A key goal of Perceiving Systems is to model human behavior. One way of testing our models is by generating movement.
One class of motion generation methods takes a short segment of human motion and predicts future motions; this is a classical time-series prediction problem but with unique physical constraints. We observed that many prediction methods suffer from "regression to the mean" and that state-of-the-art performance can be achieved by a simple baseline that does not model motion at all [ ]. We have explored RNN-based methods [ ] and a simple encoder/decoder architecture [ ] to take past poses and predict future ones.

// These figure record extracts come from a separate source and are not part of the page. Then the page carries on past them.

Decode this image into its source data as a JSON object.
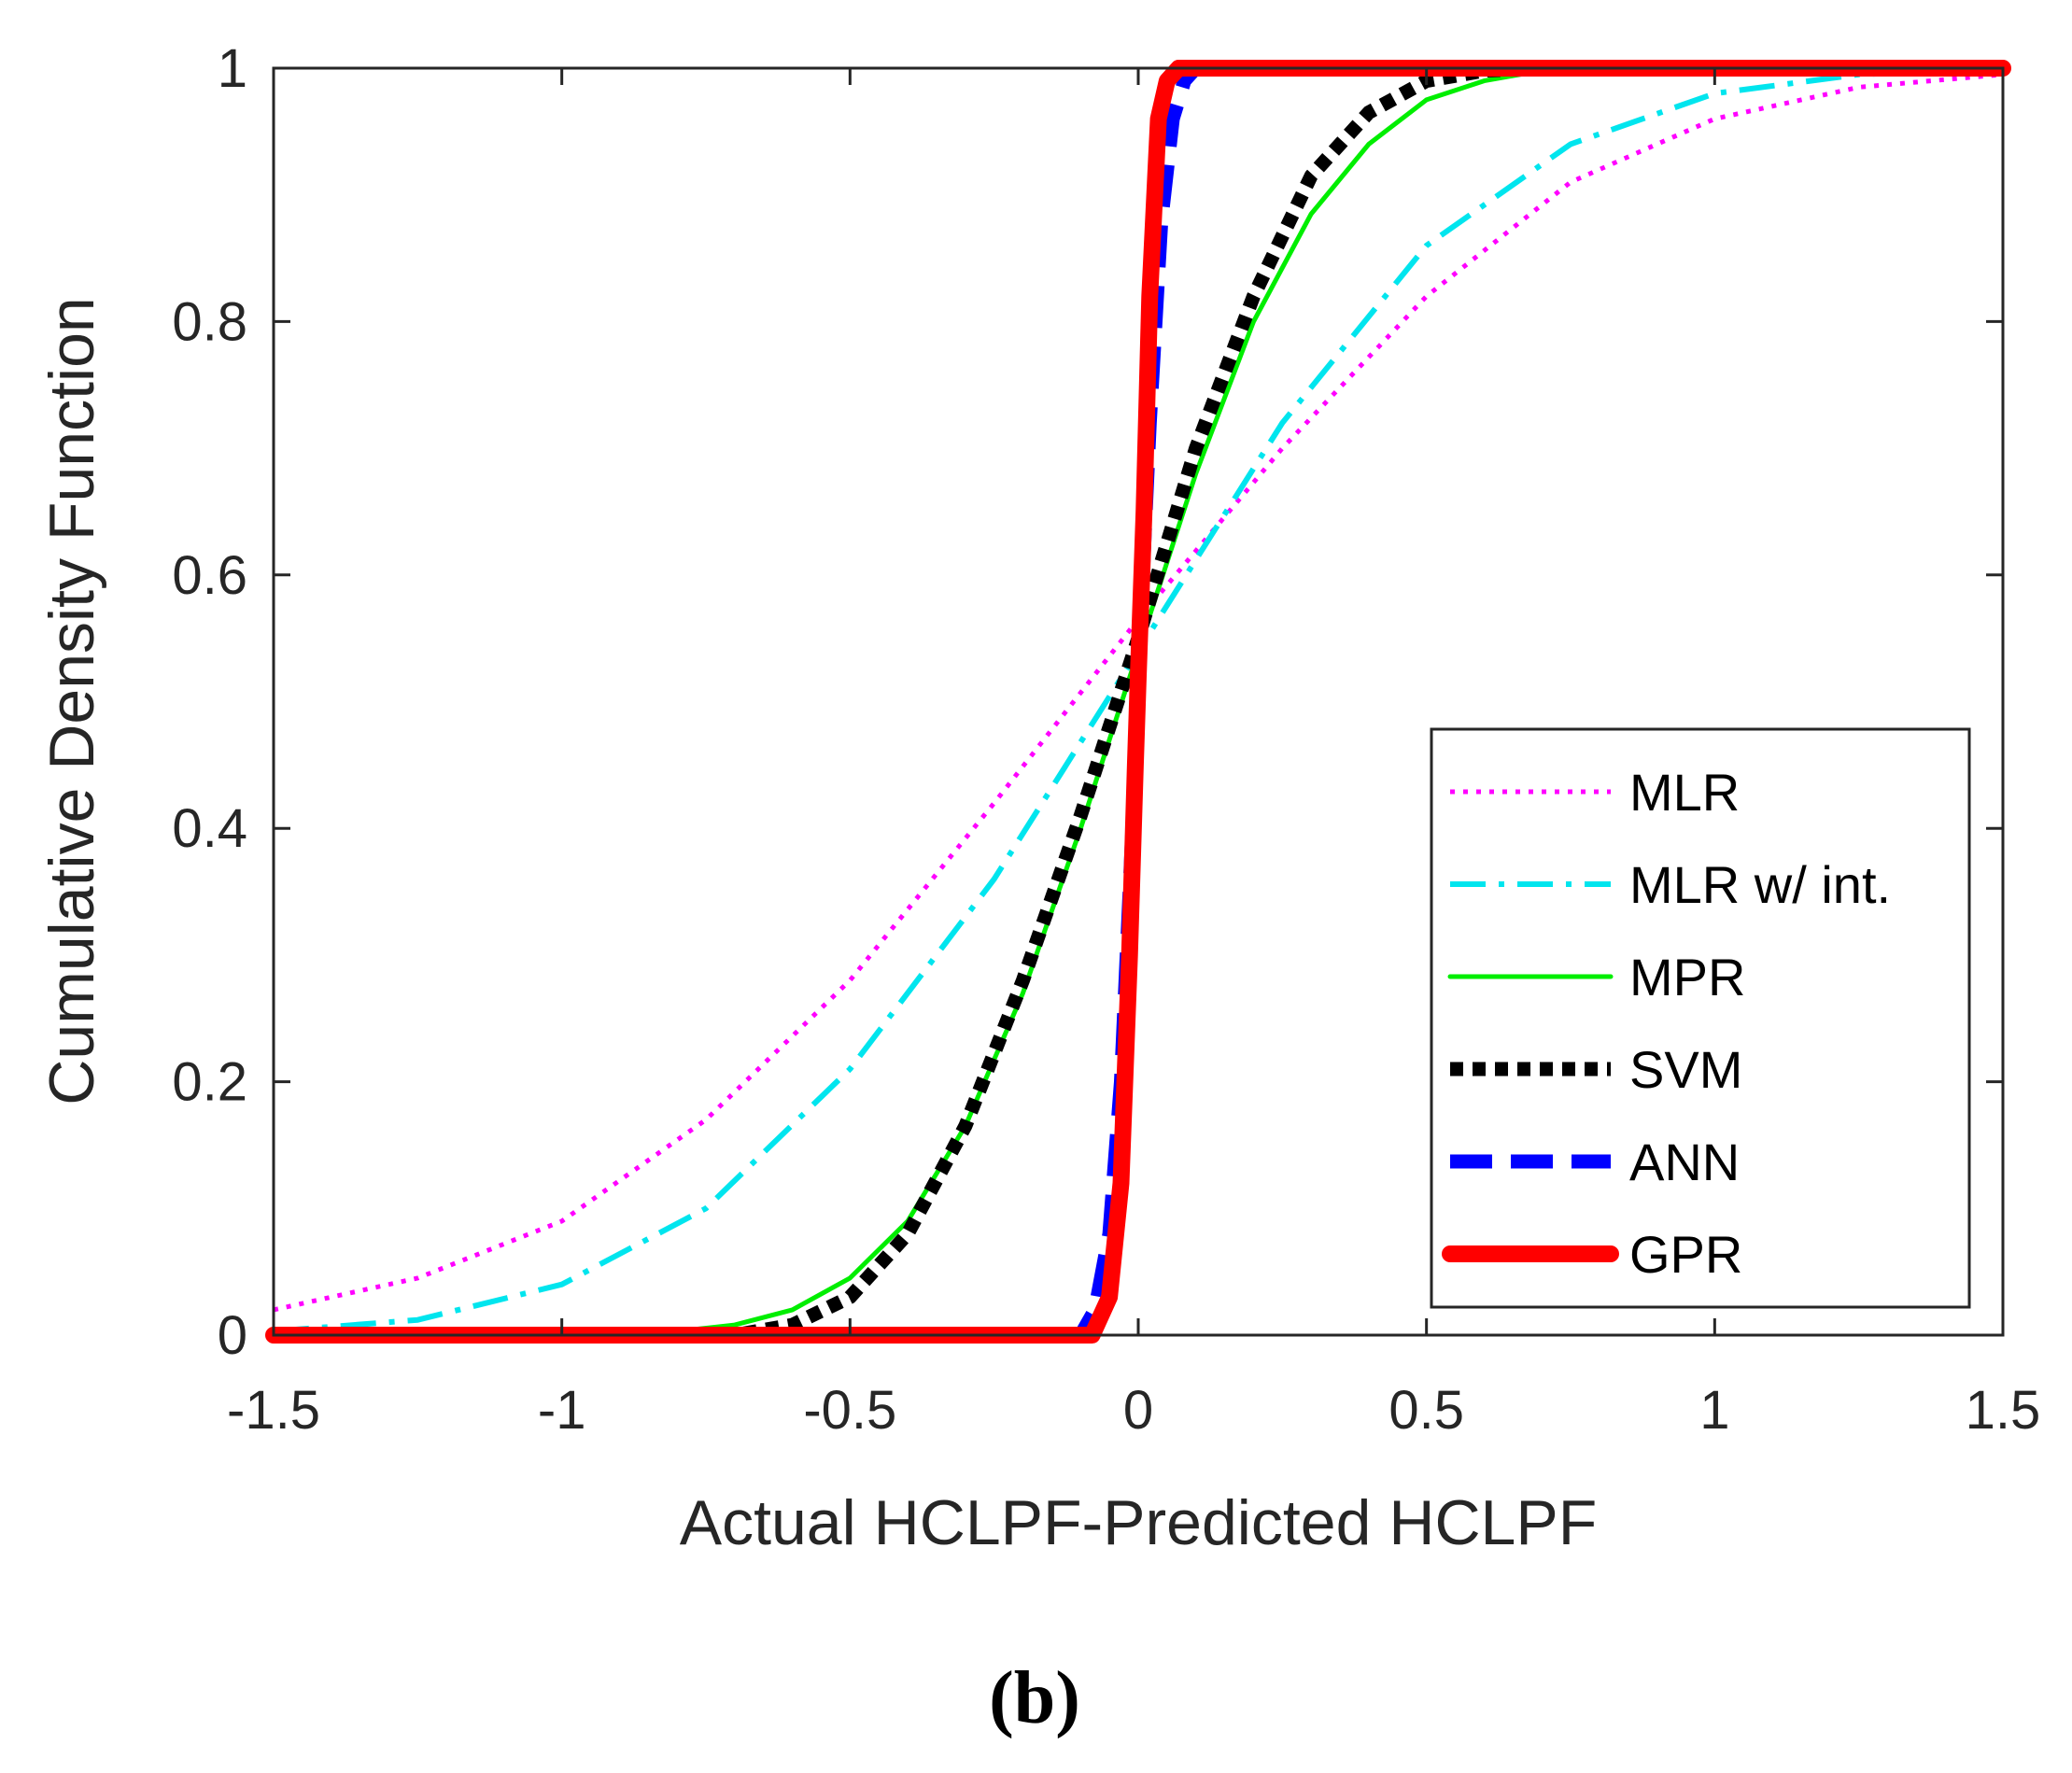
{
  "chart_data": {
    "type": "line",
    "title": "",
    "xlabel": "Actual HCLPF-Predicted HCLPF",
    "ylabel": "Cumulative Density Function",
    "xlim": [
      -1.5,
      1.5
    ],
    "ylim": [
      0,
      1
    ],
    "xticks": [
      -1.5,
      -1,
      -0.5,
      0,
      0.5,
      1,
      1.5
    ],
    "xtick_labels": [
      "-1.5",
      "-1",
      "-0.5",
      "0",
      "0.5",
      "1",
      "1.5"
    ],
    "yticks": [
      0,
      0.2,
      0.4,
      0.6,
      0.8,
      1
    ],
    "ytick_labels": [
      "0",
      "0.2",
      "0.4",
      "0.6",
      "0.8",
      "1"
    ],
    "grid": false,
    "legend_position": "bottom-right",
    "caption": "(b)",
    "series": [
      {
        "name": "MLR",
        "color": "#ff00ff",
        "style": "dotted",
        "x": [
          -1.5,
          -1.25,
          -1.0,
          -0.75,
          -0.5,
          -0.25,
          0.0,
          0.25,
          0.5,
          0.75,
          1.0,
          1.25,
          1.5
        ],
        "y": [
          0.02,
          0.045,
          0.09,
          0.17,
          0.28,
          0.42,
          0.565,
          0.7,
          0.82,
          0.91,
          0.96,
          0.985,
          0.995
        ]
      },
      {
        "name": "MLR w/ int.",
        "color": "#00e5ee",
        "style": "dashdot",
        "x": [
          -1.5,
          -1.25,
          -1.0,
          -0.75,
          -0.5,
          -0.25,
          0.0,
          0.25,
          0.5,
          0.75,
          1.0,
          1.25,
          1.5
        ],
        "y": [
          0.003,
          0.012,
          0.04,
          0.1,
          0.21,
          0.36,
          0.54,
          0.72,
          0.86,
          0.94,
          0.98,
          0.995,
          1.0
        ]
      },
      {
        "name": "MPR",
        "color": "#00ee00",
        "style": "solid",
        "x": [
          -1.5,
          -1.0,
          -0.8,
          -0.7,
          -0.6,
          -0.5,
          -0.4,
          -0.3,
          -0.2,
          -0.1,
          0.0,
          0.1,
          0.2,
          0.3,
          0.4,
          0.5,
          0.6,
          0.7,
          1.0,
          1.5
        ],
        "y": [
          0.0,
          0.0,
          0.003,
          0.008,
          0.02,
          0.045,
          0.09,
          0.165,
          0.27,
          0.4,
          0.54,
          0.68,
          0.8,
          0.885,
          0.94,
          0.975,
          0.99,
          0.998,
          1.0,
          1.0
        ]
      },
      {
        "name": "SVM",
        "color": "#000000",
        "style": "dotted-bold",
        "x": [
          -1.5,
          -0.7,
          -0.6,
          -0.5,
          -0.4,
          -0.3,
          -0.2,
          -0.1,
          0.0,
          0.1,
          0.2,
          0.3,
          0.4,
          0.5,
          0.6,
          0.7,
          1.0,
          1.5
        ],
        "y": [
          0.0,
          0.0,
          0.008,
          0.03,
          0.08,
          0.165,
          0.28,
          0.41,
          0.55,
          0.7,
          0.82,
          0.915,
          0.965,
          0.99,
          0.998,
          1.0,
          1.0,
          1.0
        ]
      },
      {
        "name": "ANN",
        "color": "#0000ff",
        "style": "dashed",
        "x": [
          -1.5,
          -0.1,
          -0.075,
          -0.05,
          -0.03,
          -0.01,
          0.0,
          0.02,
          0.04,
          0.06,
          0.08,
          0.1,
          1.5
        ],
        "y": [
          0.0,
          0.0,
          0.02,
          0.08,
          0.2,
          0.4,
          0.52,
          0.72,
          0.88,
          0.96,
          0.99,
          1.0,
          1.0
        ]
      },
      {
        "name": "GPR",
        "color": "#ff0000",
        "style": "solid-bold",
        "x": [
          -1.5,
          -0.08,
          -0.05,
          -0.03,
          -0.015,
          -0.005,
          0.0,
          0.01,
          0.02,
          0.035,
          0.05,
          0.07,
          1.5
        ],
        "y": [
          0.0,
          0.0,
          0.03,
          0.12,
          0.3,
          0.45,
          0.52,
          0.65,
          0.82,
          0.96,
          0.99,
          1.0,
          1.0
        ]
      }
    ]
  }
}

While prior work focuses on predicting joints, we note that these can be thought of as a very sparse point cloud; i.e., motion prediction methods are point-cloud predictors. Unfortunately, over time, these points tend to deviate from valid body shapes. Instead of joints, with MOJO [ ], we predict virtual markers on the body surface. This allows us to fit SMPL to them at each time step, effectively projecting the solution back onto the space of valid bodies.
In many cases, we want to generate motion corresponding to specific actions. ACTOR [ ] does this using an action-conditioned transformer VAE. By sampling from the VAE latent space, and querying a certain duration through a series of positional encodings, we synthesize diverse, variable-length motion sequences conditioned on an action.
Most synthesis methods, like those above, know nothing about the 3D scene. SAMP [ ], in contrast, generates motions of an avatar through a novel scene to achieve a goal like "sit on the chair". SAMP uses a GoalNet to generate object affordances, such as where to sit on a novel sofa. A MotionNet sequentially predicts body poses based on the past motion and the goal, while an A* algorithm plans collision-free paths through the scene to the goal.
While ACTOR and SAMP take steps towards generating movement from high-level goals, many motions are governed by physics. Hence, we also explore physics-based controllers of human movement [ ]. We envision a future that combines the best of both approaches with learned models of behavior combined with physical constraints coming from environmental interaction.